10/01 Bundes-Verfassungsgesetz (B-VG);
34 Monopole;
40/01 Verwaltungsverfahren;

Norm

AVG §37;
AVG §45 Abs3;
B-VG Art130 Abs4;
GSpG 1989 §52 Abs1 Z1;
VStG §44a Z1;
VStG §44a Z2;
VStG §44a Z3;
VStG §51 Abs6;
VwGVG 2014 §42;
VwGVG 2014 §50;

Betreff

Der Verwaltungsgerichtshof hat durch den Vorsitzenden Senatspräsident Dr. Holeschofsky und Hofrätin Mag.a Nussbaumer-Hinterauer sowie Hofrätin Dr. Koprivnikar als Richterin bzw. Richter, unter Mitwirkung der Schriftführerin Mag.a Sowa, über die Revision der NR in BK, vertreten durch Dr. Patrick Ruth, Rechtsanwalt in 6020 Innsbruck, Kapuzinergasse 8/4, gegen das Erkenntnis des Landesverwaltungsgerichts Burgenland vom 13. Dezember 2016, E 018/06/2015.009/021, betreffend Übertretung des Glücksspielgesetzes, den Beschluss gefasst:

Spruch

Die Revision wird zurückgewiesen.

Begründung

1 Nach Art. 133 Abs. 4 B-VG ist gegen ein Erkenntnis des Verwaltungsgerichtes die Revision zulässig, wenn sie von der Lösung einer Rechtsfrage abhängt, der grundsätzliche Bedeutung zukommt, insbesondere weil das Erkenntnis von der Rechtsprechung des Verwaltungsgerichtshofes abweicht, eine solche Rechtsprechung fehlt oder die zu lösende Rechtsfrage in der bisherigen Rechtsprechung des Verwaltungsgerichtshofes nicht einheitlich beantwortet wird.

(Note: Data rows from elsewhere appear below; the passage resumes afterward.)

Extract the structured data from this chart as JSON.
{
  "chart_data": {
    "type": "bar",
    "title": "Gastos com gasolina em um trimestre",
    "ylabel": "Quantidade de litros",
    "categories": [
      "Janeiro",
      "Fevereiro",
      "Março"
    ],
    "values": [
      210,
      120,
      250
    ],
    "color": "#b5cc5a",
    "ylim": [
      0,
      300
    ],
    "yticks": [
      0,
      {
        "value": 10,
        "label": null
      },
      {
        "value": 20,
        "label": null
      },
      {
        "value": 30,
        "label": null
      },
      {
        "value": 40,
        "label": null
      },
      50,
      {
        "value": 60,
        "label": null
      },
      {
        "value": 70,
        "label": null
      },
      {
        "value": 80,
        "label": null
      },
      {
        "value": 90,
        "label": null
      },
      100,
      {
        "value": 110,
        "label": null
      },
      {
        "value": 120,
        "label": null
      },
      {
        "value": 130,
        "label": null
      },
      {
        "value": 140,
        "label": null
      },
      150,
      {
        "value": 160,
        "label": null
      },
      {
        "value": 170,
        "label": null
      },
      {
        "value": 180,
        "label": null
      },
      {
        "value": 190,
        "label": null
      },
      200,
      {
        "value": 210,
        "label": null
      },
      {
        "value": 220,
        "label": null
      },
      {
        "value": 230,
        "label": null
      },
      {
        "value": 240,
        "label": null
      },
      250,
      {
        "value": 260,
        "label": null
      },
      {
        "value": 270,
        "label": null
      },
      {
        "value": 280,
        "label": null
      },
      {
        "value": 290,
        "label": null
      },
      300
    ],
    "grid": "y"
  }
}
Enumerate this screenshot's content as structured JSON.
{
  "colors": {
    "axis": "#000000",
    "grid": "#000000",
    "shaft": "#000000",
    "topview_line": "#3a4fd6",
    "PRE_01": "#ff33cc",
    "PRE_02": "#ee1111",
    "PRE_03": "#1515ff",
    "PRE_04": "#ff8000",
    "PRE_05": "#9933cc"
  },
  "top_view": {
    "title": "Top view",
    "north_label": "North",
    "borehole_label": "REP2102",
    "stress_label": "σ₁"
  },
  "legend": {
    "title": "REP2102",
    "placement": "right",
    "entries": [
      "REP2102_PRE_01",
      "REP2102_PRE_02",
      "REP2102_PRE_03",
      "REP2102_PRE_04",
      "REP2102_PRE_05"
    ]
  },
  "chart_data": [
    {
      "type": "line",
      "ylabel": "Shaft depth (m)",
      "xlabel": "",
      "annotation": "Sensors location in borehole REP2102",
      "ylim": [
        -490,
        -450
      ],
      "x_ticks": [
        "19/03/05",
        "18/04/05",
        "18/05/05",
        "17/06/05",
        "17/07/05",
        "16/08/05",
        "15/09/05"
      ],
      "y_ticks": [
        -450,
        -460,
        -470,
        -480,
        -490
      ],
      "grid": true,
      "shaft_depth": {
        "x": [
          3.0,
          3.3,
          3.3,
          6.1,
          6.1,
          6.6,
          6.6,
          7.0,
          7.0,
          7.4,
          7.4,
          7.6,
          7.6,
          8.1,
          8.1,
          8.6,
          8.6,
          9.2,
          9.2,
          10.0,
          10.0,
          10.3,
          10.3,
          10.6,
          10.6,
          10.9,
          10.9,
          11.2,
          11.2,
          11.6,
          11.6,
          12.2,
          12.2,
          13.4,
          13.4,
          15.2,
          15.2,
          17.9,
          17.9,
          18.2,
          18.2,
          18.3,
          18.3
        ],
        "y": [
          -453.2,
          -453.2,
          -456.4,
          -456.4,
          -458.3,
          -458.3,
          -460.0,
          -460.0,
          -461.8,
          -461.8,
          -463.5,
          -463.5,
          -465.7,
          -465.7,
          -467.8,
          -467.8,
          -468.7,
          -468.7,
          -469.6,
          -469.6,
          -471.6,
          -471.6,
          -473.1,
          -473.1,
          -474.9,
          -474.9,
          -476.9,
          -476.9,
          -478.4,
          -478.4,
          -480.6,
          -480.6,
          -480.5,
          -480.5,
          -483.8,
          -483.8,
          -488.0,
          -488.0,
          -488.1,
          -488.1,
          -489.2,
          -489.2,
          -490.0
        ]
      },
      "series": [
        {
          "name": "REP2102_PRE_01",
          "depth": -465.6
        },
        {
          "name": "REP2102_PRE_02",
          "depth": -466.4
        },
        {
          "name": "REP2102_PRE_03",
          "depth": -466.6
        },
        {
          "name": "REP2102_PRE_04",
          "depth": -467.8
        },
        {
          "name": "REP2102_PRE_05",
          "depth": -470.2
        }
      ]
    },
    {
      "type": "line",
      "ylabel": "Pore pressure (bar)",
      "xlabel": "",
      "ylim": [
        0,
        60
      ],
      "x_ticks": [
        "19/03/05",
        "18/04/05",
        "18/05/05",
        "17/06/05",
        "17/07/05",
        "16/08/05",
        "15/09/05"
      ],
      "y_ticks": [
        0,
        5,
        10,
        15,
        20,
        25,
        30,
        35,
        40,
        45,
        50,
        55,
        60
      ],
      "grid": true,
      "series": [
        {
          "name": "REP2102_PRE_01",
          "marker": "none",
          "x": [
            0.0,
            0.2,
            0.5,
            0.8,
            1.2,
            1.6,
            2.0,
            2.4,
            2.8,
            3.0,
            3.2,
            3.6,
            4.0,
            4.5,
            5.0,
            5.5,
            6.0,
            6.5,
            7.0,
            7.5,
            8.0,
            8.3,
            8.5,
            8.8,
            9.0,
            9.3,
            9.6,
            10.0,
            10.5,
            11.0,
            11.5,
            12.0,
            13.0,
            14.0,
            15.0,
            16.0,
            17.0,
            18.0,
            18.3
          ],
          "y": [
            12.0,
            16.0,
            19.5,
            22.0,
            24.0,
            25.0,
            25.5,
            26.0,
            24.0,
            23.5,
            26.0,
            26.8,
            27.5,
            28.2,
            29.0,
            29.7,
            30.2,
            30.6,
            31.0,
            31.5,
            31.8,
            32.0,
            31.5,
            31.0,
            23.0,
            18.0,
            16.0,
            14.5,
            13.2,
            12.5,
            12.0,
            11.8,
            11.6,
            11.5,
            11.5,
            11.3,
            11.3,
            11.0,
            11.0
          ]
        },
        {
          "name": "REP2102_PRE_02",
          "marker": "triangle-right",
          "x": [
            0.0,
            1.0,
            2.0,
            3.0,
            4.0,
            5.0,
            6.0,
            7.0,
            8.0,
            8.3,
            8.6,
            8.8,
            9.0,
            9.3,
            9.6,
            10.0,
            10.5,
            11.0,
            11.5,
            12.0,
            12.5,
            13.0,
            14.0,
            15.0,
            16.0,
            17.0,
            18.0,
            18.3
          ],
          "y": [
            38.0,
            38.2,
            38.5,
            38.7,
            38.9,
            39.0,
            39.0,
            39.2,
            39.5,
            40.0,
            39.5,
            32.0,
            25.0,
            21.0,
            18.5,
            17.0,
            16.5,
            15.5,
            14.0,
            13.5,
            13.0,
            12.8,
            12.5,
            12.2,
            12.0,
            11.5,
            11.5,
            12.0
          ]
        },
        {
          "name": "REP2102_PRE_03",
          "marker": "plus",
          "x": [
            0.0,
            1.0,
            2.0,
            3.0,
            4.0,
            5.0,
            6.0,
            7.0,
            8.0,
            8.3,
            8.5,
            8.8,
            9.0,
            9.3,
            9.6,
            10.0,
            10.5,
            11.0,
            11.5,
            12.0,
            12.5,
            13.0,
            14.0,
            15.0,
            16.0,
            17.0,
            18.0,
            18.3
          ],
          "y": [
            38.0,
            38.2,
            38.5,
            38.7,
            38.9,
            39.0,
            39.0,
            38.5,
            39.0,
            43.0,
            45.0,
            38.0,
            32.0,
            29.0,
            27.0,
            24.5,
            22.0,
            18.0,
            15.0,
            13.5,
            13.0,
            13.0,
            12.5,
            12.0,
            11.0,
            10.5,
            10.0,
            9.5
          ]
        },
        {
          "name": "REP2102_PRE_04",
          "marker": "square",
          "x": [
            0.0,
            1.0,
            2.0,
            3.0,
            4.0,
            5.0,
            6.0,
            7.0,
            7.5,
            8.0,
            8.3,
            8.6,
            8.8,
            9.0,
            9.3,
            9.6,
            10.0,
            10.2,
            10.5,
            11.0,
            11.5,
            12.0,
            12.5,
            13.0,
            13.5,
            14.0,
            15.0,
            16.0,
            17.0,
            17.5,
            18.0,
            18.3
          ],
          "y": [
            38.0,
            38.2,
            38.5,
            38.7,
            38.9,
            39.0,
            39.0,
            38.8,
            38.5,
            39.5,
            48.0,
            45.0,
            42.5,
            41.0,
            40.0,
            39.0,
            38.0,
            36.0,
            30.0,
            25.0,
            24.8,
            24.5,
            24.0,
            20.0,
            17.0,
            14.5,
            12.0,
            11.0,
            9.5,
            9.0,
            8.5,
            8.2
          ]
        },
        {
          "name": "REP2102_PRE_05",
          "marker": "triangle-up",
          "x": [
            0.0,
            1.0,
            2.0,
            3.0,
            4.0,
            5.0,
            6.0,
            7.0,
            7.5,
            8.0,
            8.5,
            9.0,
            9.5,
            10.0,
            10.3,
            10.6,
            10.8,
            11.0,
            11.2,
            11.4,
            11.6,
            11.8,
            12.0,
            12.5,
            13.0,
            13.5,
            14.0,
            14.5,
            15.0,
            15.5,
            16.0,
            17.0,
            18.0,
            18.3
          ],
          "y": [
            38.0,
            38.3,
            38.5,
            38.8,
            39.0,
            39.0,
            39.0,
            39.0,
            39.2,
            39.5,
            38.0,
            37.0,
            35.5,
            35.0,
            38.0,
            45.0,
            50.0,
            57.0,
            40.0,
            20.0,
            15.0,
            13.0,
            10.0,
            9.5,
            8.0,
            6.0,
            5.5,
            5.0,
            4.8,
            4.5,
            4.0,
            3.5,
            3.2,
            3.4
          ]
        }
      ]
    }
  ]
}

2 Nach § 34 Abs. 1 VwGG sind Revisionen, die sich wegen Nichtvorliegen der Voraussetzungen des Art. 133 Abs. 4 B-VG nicht zur Behandlung eignen, ohne weiteres Verfahren in nichtöffentlicher Sitzung mit Beschluss zurückzuweisen.

3 Nach § 34 Abs. 1a VwGG ist der Verwaltungsgerichtshof bei der Beurteilung der Zulässigkeit der Revision gemäß Art. 133 Abs. 4 B-VG an den Ausspruch des Verwaltungsgerichtes gemäß § 25a Abs. 1 VwGG nicht gebunden. Die Zulässigkeit einer außerordentlichen Revision gemäß Art. 133 Abs. 4 B-VG hat der Verwaltungsgerichtshof im Rahmen der dafür in der Revision vorgebrachten Gründe (§ 28 Abs. 3 VwGG) zu überprüfen.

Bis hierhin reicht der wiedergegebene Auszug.